The Comedy Defense

Google Now suggested that I look at Adam Ruins Everything, now a television series based on a prior web video series produced by CollegeHumor. In this show common notions are debunked and uncomfortable facts revealed about common elements of culture and society. According to Google Now, it suggested specifically the Special Election Edition on the basis that I’ve shown interest in the general election. The video was a snippet of the 1-hour episode with an advertisement to see the rest on television.

Curiously, ARE is yet another show that combines comedy with education or news. It reminds me somewhat of Penn and Teller‘s Bullshit which wasn’t called comedy, but really didn’t have much less humor than ARE.

Google may have picked up that I follow cracked.com which seems to have very little relationship to Cracked magazine, but also produces educational comedy, including coverage of some really terrible things.

Things like: being a sex slave, living in a cult, living on an indian reservation, working for Wells Fargo during the recent bank fraud racket, being attacked by the alt-right, being a woman in Saudi Arabia, working at a psych ward, being a veteran male rape survivor…

Comedy.

Which gets me to the thing I’m inferring. Is comedy changing from being about humor and more a thing about talking about real crap going on in the real world?

What we call news was once supposed to do that and has ceased. Rather the biases in self-identified news agencies have revealed themselves. Fox News probably only highlighted matters of bias in news entertainment by providing an obvious visible example. Seeing Fox, we investigated further, examining all of our news sources for veracity, for slant, for omitted details, or for omitted stories entirely. Indeed, we’ve found not only bias, but different kinds. We found out some bias was inevitable even by those agencies determined to be impartial. We found out the strange and spurious logics that informed editor policy, often creating unintentional bias, or merely the appearance of non-bias. And we discovered the many, many ways that journalistic speech is chilled in what is supposed to be a free-press society.

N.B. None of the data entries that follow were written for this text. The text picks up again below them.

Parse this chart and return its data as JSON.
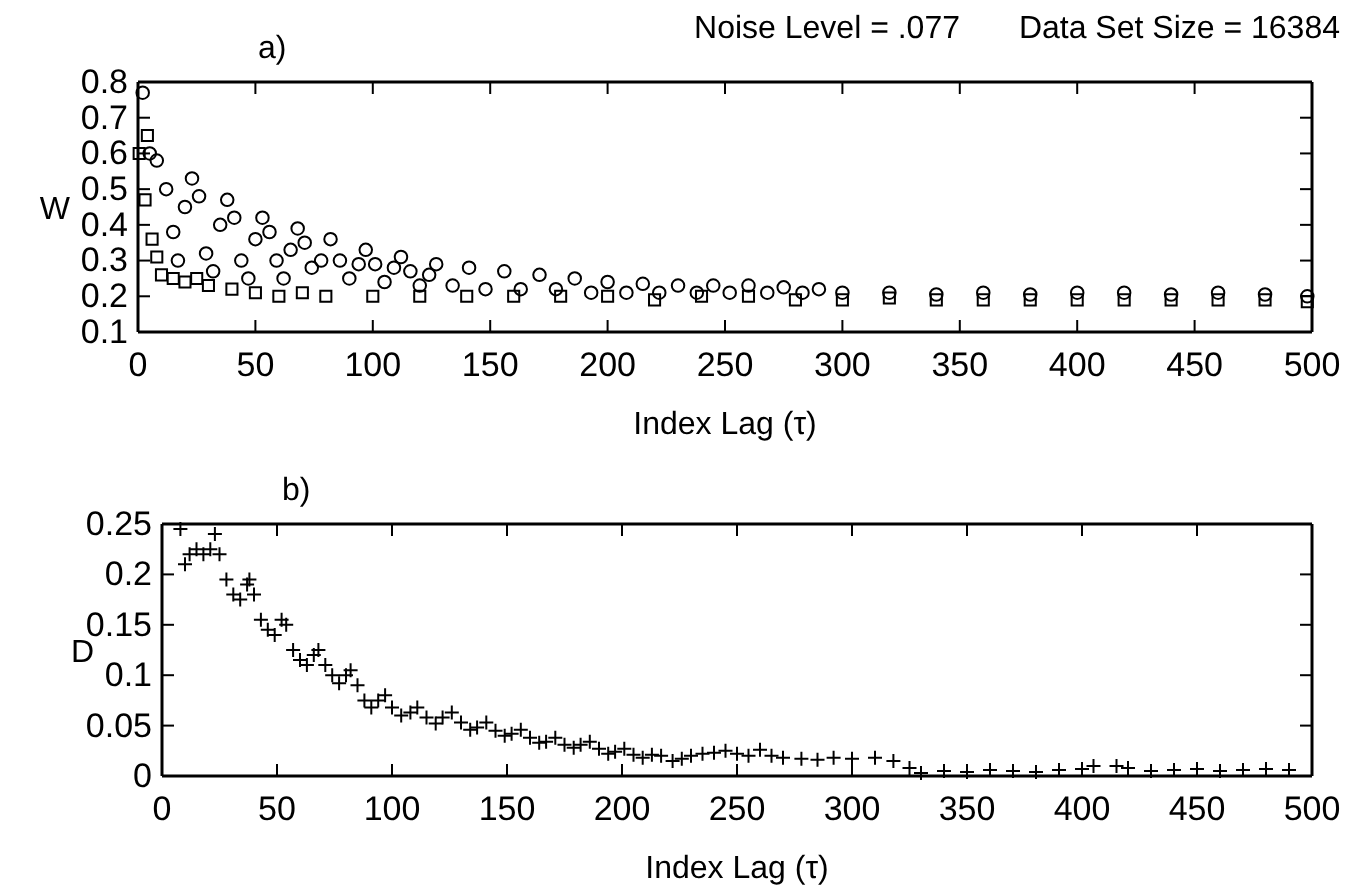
{
  "chart_data": [
    {
      "type": "scatter",
      "title": "a)",
      "annotations": [
        "Noise Level = .077",
        "Data Set Size = 16384"
      ],
      "xlabel": "Index Lag (τ)",
      "ylabel": "W",
      "xlim": [
        0,
        500
      ],
      "xticks": [
        0,
        50,
        100,
        150,
        200,
        250,
        300,
        350,
        400,
        450,
        500
      ],
      "ylim": [
        0.1,
        0.8
      ],
      "yticks": [
        0.1,
        0.2,
        0.3,
        0.4,
        0.5,
        0.6,
        0.7,
        0.8
      ],
      "grid": false,
      "series": [
        {
          "color": "#000000",
          "marker": "circle",
          "x": [
            2,
            5,
            8,
            12,
            15,
            17,
            20,
            23,
            26,
            29,
            32,
            35,
            38,
            41,
            44,
            47,
            50,
            53,
            56,
            59,
            62,
            65,
            68,
            71,
            74,
            78,
            82,
            86,
            90,
            94,
            97,
            101,
            105,
            109,
            112,
            116,
            120,
            124,
            127,
            134,
            141,
            148,
            156,
            163,
            171,
            178,
            186,
            193,
            200,
            208,
            215,
            222,
            230,
            238,
            245,
            252,
            260,
            268,
            275,
            283,
            290,
            300,
            320,
            340,
            360,
            380,
            400,
            420,
            440,
            460,
            480,
            498
          ],
          "values": [
            0.77,
            0.6,
            0.58,
            0.5,
            0.38,
            0.3,
            0.45,
            0.53,
            0.48,
            0.32,
            0.27,
            0.4,
            0.47,
            0.42,
            0.3,
            0.25,
            0.36,
            0.42,
            0.38,
            0.3,
            0.25,
            0.33,
            0.39,
            0.35,
            0.28,
            0.3,
            0.36,
            0.3,
            0.25,
            0.29,
            0.33,
            0.29,
            0.24,
            0.28,
            0.31,
            0.27,
            0.23,
            0.26,
            0.29,
            0.23,
            0.28,
            0.22,
            0.27,
            0.22,
            0.26,
            0.22,
            0.25,
            0.21,
            0.24,
            0.21,
            0.235,
            0.21,
            0.23,
            0.21,
            0.23,
            0.21,
            0.23,
            0.21,
            0.225,
            0.21,
            0.22,
            0.21,
            0.21,
            0.205,
            0.21,
            0.205,
            0.21,
            0.21,
            0.205,
            0.21,
            0.205,
            0.2
          ]
        },
        {
          "color": "#000000",
          "marker": "square",
          "x": [
            0.5,
            3,
            4,
            6,
            8,
            10,
            15,
            20,
            25,
            30,
            40,
            50,
            60,
            70,
            80,
            100,
            120,
            140,
            160,
            180,
            200,
            220,
            240,
            260,
            280,
            300,
            320,
            340,
            360,
            380,
            400,
            420,
            440,
            460,
            480,
            498
          ],
          "values": [
            0.6,
            0.47,
            0.65,
            0.36,
            0.31,
            0.26,
            0.25,
            0.24,
            0.25,
            0.23,
            0.22,
            0.21,
            0.2,
            0.21,
            0.2,
            0.2,
            0.2,
            0.2,
            0.2,
            0.2,
            0.2,
            0.19,
            0.2,
            0.2,
            0.19,
            0.19,
            0.195,
            0.19,
            0.19,
            0.19,
            0.19,
            0.19,
            0.19,
            0.19,
            0.19,
            0.185
          ]
        }
      ]
    },
    {
      "type": "scatter",
      "title": "b)",
      "xlabel": "Index Lag (τ)",
      "ylabel": "D",
      "xlim": [
        0,
        500
      ],
      "xticks": [
        0,
        50,
        100,
        150,
        200,
        250,
        300,
        350,
        400,
        450,
        500
      ],
      "ylim": [
        0,
        0.25
      ],
      "yticks": [
        0,
        0.05,
        0.1,
        0.15,
        0.2,
        0.25
      ],
      "grid": false,
      "series": [
        {
          "color": "#000000",
          "marker": "cross",
          "x": [
            8,
            10,
            12,
            15,
            18,
            21,
            23,
            25,
            28,
            31,
            34,
            37,
            38,
            40,
            43,
            46,
            49,
            52,
            54,
            57,
            60,
            63,
            66,
            68,
            71,
            74,
            77,
            80,
            82,
            85,
            88,
            91,
            94,
            97,
            100,
            104,
            108,
            111,
            115,
            119,
            122,
            126,
            130,
            134,
            137,
            141,
            145,
            149,
            152,
            156,
            160,
            164,
            167,
            171,
            175,
            179,
            182,
            186,
            190,
            194,
            197,
            201,
            205,
            209,
            213,
            217,
            222,
            226,
            230,
            235,
            240,
            245,
            250,
            255,
            260,
            265,
            270,
            278,
            285,
            292,
            300,
            310,
            318,
            325,
            330,
            340,
            350,
            360,
            370,
            380,
            390,
            400,
            405,
            415,
            420,
            430,
            440,
            450,
            460,
            470,
            480,
            490
          ],
          "values": [
            0.245,
            0.21,
            0.22,
            0.225,
            0.22,
            0.225,
            0.24,
            0.22,
            0.195,
            0.18,
            0.175,
            0.19,
            0.195,
            0.18,
            0.155,
            0.145,
            0.14,
            0.155,
            0.15,
            0.125,
            0.115,
            0.11,
            0.12,
            0.125,
            0.11,
            0.1,
            0.092,
            0.1,
            0.105,
            0.09,
            0.075,
            0.068,
            0.075,
            0.08,
            0.068,
            0.06,
            0.063,
            0.068,
            0.058,
            0.052,
            0.058,
            0.063,
            0.053,
            0.046,
            0.048,
            0.053,
            0.045,
            0.04,
            0.042,
            0.046,
            0.038,
            0.033,
            0.034,
            0.038,
            0.031,
            0.028,
            0.031,
            0.034,
            0.027,
            0.022,
            0.024,
            0.027,
            0.021,
            0.018,
            0.021,
            0.02,
            0.015,
            0.017,
            0.02,
            0.022,
            0.023,
            0.025,
            0.022,
            0.02,
            0.026,
            0.02,
            0.018,
            0.017,
            0.016,
            0.018,
            0.017,
            0.018,
            0.015,
            0.008,
            0.003,
            0.005,
            0.004,
            0.006,
            0.005,
            0.004,
            0.006,
            0.007,
            0.01,
            0.01,
            0.008,
            0.005,
            0.006,
            0.007,
            0.005,
            0.006,
            0.007,
            0.006
          ]
        }
      ]
    }
  ]
}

In 2016, mainstream news agencies in the United States dispense pure propaganda (in the information-intended-to-manipulate sense, not necessarily in the lies-and-half-truths sense) and while we are more capable than ever of fact-checking, news programs are more comfortable than ever of telling blatant untruths.

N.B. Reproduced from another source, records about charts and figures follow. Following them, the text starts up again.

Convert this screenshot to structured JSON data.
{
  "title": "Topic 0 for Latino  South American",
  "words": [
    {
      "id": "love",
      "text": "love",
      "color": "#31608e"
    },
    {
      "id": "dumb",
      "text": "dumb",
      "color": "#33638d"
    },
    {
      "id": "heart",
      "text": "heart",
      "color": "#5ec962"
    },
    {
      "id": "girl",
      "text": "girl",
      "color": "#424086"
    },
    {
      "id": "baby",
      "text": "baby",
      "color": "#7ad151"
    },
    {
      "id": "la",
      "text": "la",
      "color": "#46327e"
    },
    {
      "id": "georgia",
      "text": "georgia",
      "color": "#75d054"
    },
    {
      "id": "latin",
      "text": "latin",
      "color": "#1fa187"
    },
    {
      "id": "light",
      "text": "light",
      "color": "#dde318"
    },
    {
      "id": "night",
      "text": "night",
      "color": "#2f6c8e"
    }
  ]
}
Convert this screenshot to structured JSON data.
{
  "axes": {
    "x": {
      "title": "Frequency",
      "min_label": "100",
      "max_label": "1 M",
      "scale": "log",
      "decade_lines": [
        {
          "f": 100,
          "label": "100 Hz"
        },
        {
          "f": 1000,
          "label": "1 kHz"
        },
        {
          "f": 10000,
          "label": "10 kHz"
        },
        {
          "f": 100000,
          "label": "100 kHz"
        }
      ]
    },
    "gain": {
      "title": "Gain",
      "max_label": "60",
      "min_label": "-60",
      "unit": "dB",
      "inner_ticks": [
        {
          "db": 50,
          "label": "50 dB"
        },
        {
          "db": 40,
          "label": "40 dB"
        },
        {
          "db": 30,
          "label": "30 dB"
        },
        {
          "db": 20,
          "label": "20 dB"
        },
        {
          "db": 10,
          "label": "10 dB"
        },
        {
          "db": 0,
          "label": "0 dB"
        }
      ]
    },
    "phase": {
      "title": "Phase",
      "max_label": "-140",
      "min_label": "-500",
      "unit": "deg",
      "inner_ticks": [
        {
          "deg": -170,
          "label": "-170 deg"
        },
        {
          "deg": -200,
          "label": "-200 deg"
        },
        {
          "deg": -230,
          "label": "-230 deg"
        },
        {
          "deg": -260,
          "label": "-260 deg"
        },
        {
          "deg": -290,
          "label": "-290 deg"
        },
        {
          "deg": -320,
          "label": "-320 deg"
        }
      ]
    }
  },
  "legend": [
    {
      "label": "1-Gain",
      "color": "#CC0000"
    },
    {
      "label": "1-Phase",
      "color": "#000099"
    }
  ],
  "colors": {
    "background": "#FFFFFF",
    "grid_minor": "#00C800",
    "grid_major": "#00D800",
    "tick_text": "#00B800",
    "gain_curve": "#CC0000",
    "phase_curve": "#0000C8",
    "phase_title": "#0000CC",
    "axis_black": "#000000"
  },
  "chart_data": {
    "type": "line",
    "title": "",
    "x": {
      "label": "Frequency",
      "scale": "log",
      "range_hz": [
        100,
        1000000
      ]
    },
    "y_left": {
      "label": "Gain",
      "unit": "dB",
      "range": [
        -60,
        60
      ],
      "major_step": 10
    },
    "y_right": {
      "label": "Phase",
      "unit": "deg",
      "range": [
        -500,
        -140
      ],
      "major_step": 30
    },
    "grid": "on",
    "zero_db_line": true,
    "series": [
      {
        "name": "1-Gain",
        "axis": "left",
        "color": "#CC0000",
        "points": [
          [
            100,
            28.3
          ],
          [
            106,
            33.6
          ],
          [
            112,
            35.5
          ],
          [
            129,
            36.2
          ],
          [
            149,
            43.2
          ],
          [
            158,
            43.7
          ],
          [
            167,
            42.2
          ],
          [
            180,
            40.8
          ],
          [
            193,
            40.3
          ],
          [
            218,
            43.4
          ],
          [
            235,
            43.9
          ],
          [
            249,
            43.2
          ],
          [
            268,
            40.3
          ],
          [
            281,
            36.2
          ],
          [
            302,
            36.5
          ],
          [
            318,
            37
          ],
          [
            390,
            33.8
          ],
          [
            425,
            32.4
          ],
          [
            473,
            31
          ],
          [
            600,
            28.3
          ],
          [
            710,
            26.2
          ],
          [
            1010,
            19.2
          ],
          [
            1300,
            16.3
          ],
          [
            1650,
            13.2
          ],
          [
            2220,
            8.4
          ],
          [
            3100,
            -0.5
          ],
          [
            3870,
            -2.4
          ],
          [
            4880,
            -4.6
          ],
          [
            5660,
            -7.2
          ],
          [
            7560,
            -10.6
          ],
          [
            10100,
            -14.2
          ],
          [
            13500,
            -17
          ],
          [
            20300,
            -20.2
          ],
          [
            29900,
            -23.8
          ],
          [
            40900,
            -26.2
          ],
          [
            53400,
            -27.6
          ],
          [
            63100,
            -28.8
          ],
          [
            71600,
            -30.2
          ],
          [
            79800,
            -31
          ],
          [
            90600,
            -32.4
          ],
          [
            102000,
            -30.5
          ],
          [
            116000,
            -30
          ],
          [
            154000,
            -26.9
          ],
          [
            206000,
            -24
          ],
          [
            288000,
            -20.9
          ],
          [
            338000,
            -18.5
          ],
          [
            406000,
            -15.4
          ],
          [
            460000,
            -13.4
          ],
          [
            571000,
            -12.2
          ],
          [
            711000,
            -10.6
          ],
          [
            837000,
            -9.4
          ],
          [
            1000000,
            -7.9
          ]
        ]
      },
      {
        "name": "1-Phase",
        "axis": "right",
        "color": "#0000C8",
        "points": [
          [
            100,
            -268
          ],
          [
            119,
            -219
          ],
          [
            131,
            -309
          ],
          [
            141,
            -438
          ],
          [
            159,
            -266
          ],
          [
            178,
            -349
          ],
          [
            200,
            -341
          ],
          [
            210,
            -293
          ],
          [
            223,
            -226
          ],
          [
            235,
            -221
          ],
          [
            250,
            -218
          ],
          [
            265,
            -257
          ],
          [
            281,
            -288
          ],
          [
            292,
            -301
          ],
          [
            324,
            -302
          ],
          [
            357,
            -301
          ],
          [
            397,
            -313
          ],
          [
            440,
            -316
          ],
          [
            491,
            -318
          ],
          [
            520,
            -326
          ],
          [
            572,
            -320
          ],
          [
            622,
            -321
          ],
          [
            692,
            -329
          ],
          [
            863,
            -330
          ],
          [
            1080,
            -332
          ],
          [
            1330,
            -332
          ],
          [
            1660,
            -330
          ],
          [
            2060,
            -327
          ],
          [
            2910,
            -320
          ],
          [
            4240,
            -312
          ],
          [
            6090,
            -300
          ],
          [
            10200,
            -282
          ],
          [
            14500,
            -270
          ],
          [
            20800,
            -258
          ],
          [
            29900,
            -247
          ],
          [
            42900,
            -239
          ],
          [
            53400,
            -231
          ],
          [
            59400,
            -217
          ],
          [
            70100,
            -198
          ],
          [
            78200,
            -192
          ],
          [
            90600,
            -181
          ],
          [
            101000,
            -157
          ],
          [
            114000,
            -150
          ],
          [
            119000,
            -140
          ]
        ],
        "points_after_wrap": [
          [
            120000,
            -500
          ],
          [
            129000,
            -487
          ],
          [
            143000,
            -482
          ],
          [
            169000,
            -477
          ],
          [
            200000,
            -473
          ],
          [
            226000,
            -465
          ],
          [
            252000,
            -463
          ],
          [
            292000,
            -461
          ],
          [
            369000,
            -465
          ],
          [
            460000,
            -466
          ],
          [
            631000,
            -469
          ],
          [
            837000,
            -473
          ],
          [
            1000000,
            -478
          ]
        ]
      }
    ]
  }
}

And then it’s comedy shows that defy that. The Daily Show particularly during John Stewart‘s tenure presented itself as a spoof on news, but provided better news content than similar shows proclaiming to be about news. It became regarded as a reputable news show even though when criticized when it didn’t behave as a news agency (often refusing to toeing the news correspondent line to gain access to inside scoops) Jon and his associates would argue we’re just a comedy show.

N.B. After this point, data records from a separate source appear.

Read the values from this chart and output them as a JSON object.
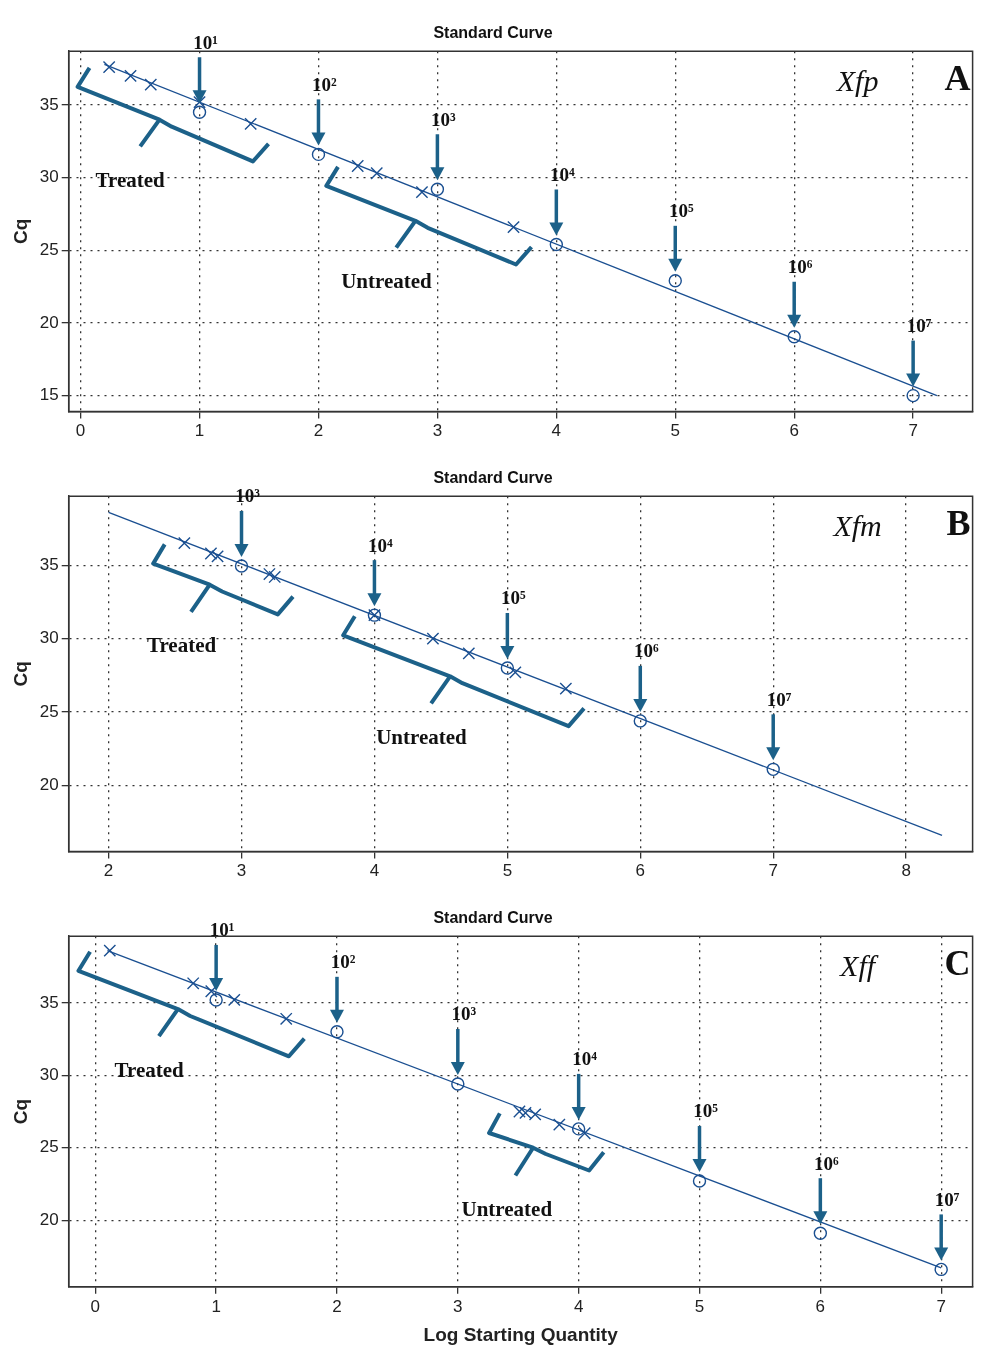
{
  "chart_data": [
    {
      "type": "scatter",
      "title": "Standard Curve",
      "ylabel": "Cq",
      "xlim": [
        -0.1,
        7.5
      ],
      "ylim": [
        13.9,
        38.7
      ],
      "xticks": [
        0,
        1,
        2,
        3,
        4,
        5,
        6,
        7
      ],
      "yticks": [
        15,
        20,
        25,
        30,
        35
      ],
      "grid": true,
      "series": [
        {
          "color": "#1a4f91",
          "marker": "circle",
          "x": [
            1,
            2,
            3,
            4,
            5,
            6,
            7
          ],
          "values": [
            34.5,
            31.6,
            29.2,
            25.4,
            22.9,
            19.05,
            15.0
          ]
        },
        {
          "color": "#1a4f91",
          "marker": "cross",
          "x": [
            0.24,
            0.42,
            0.59,
            1.0,
            1.43
          ],
          "values": [
            37.6,
            37.0,
            36.4,
            35.2,
            33.7
          ]
        },
        {
          "color": "#1a4f91",
          "marker": "cross",
          "x": [
            2.33,
            2.49,
            2.87,
            3.64
          ],
          "values": [
            30.8,
            30.3,
            29.0,
            26.6
          ]
        },
        {
          "type": "line",
          "color": "#1a4f91",
          "marker": "none",
          "x": [
            0.2,
            7.2
          ],
          "values": [
            37.8,
            15.0
          ]
        }
      ],
      "annotations": [
        "10¹",
        "10²",
        "10³",
        "10⁴",
        "10⁵",
        "10⁶",
        "10⁷",
        "Treated",
        "Untreated",
        "Xfp",
        "A"
      ]
    },
    {
      "type": "scatter",
      "title": "Standard Curve",
      "ylabel": "Cq",
      "xlim": [
        1.7,
        8.5
      ],
      "ylim": [
        15.5,
        39.7
      ],
      "xticks": [
        2,
        3,
        4,
        5,
        6,
        7,
        8
      ],
      "yticks": [
        20,
        25,
        30,
        35
      ],
      "grid": true,
      "series": [
        {
          "color": "#1a4f91",
          "marker": "circle",
          "x": [
            3,
            4,
            5,
            6,
            7
          ],
          "values": [
            34.95,
            31.6,
            28.0,
            24.4,
            21.1
          ]
        },
        {
          "color": "#1a4f91",
          "marker": "cross",
          "x": [
            2.57,
            2.77,
            2.82,
            3.21,
            3.25
          ],
          "values": [
            36.5,
            35.8,
            35.6,
            34.4,
            34.2
          ]
        },
        {
          "color": "#1a4f91",
          "marker": "cross",
          "x": [
            4.0,
            4.44,
            4.71,
            5.06,
            5.44
          ],
          "values": [
            31.6,
            30.0,
            29.0,
            27.7,
            26.6
          ]
        },
        {
          "type": "line",
          "color": "#1a4f91",
          "marker": "none",
          "x": [
            2.0,
            8.27
          ],
          "values": [
            38.6,
            16.6
          ]
        }
      ],
      "annotations": [
        "10³",
        "10⁴",
        "10⁵",
        "10⁶",
        "10⁷",
        "Treated",
        "Untreated",
        "Xfm",
        "B"
      ]
    },
    {
      "type": "scatter",
      "title": "Standard Curve",
      "xlabel": "Log Starting Quantity",
      "ylabel": "Cq",
      "xlim": [
        -0.22,
        7.26
      ],
      "ylim": [
        15.4,
        39.6
      ],
      "xticks": [
        0,
        1,
        2,
        3,
        4,
        5,
        6,
        7
      ],
      "yticks": [
        20,
        25,
        30,
        35
      ],
      "grid": true,
      "series": [
        {
          "color": "#1a4f91",
          "marker": "circle",
          "x": [
            1,
            2,
            3,
            4,
            5,
            6,
            7
          ],
          "values": [
            35.2,
            33.0,
            29.4,
            26.3,
            22.7,
            19.1,
            16.6
          ]
        },
        {
          "color": "#1a4f91",
          "marker": "cross",
          "x": [
            0.12,
            0.81,
            0.96,
            1.15,
            1.58
          ],
          "values": [
            38.6,
            36.35,
            35.8,
            35.2,
            33.9
          ]
        },
        {
          "color": "#1a4f91",
          "marker": "cross",
          "x": [
            3.51,
            3.56,
            3.64,
            3.84,
            4.05
          ],
          "values": [
            27.5,
            27.4,
            27.3,
            26.6,
            26.0
          ]
        },
        {
          "type": "line",
          "color": "#1a4f91",
          "marker": "none",
          "x": [
            0.1,
            7.0
          ],
          "values": [
            38.6,
            16.7
          ]
        }
      ],
      "annotations": [
        "10¹",
        "10²",
        "10³",
        "10⁴",
        "10⁵",
        "10⁶",
        "10⁷",
        "Treated",
        "Untreated",
        "Xff",
        "C"
      ]
    }
  ]
}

The show that comes on after mine has puppets making crank phone calls.

I considered this era might be an echo of the political court jester, but that is a romanticized notion. Jesters in aristocracy were merely entertainers, and it was not always his day job to perform, rather a bit of extra to do for the lord than (say) house knight or yeoman, especially if working the main hall was easier than walking the snowy ramparts or charging on the front line with a stick. On rare occasion, yes, a jester would be left to break bad news to the lord, but there was never any assurance that the lord wouldn’t retaliate against the messenger. It was regarded as criminal (or at least very bad form) for the lord to murder the court jester only in that it was frowned upon for the lord to murder any of the house staff.

The comedy defense has since been used by John Oliver regarding statements made on Last Week Tonight.

Steven Colbert‘s shows, The Colbert Report and The Late Show, both include satirical news editorials (including The Werd feature segment when the intro stand-up segment isn’t enough). Colbert’s approach has been to respond to criticism of his satire with more satire.

Samantha Bee is also continuing news comedy on her show Full Frontal, focusing on investigative reports. If she’s responded to criticism about her content, I’ve yet to hear it.

So… this is a thing now, and when I find bits that are allegedly comedy pieces, but have very little that’s actually funny and a whole lot that is not, I find it easy to infer we’re changing the definition of what is comedy.

We’re certainly changing the definition of what is news.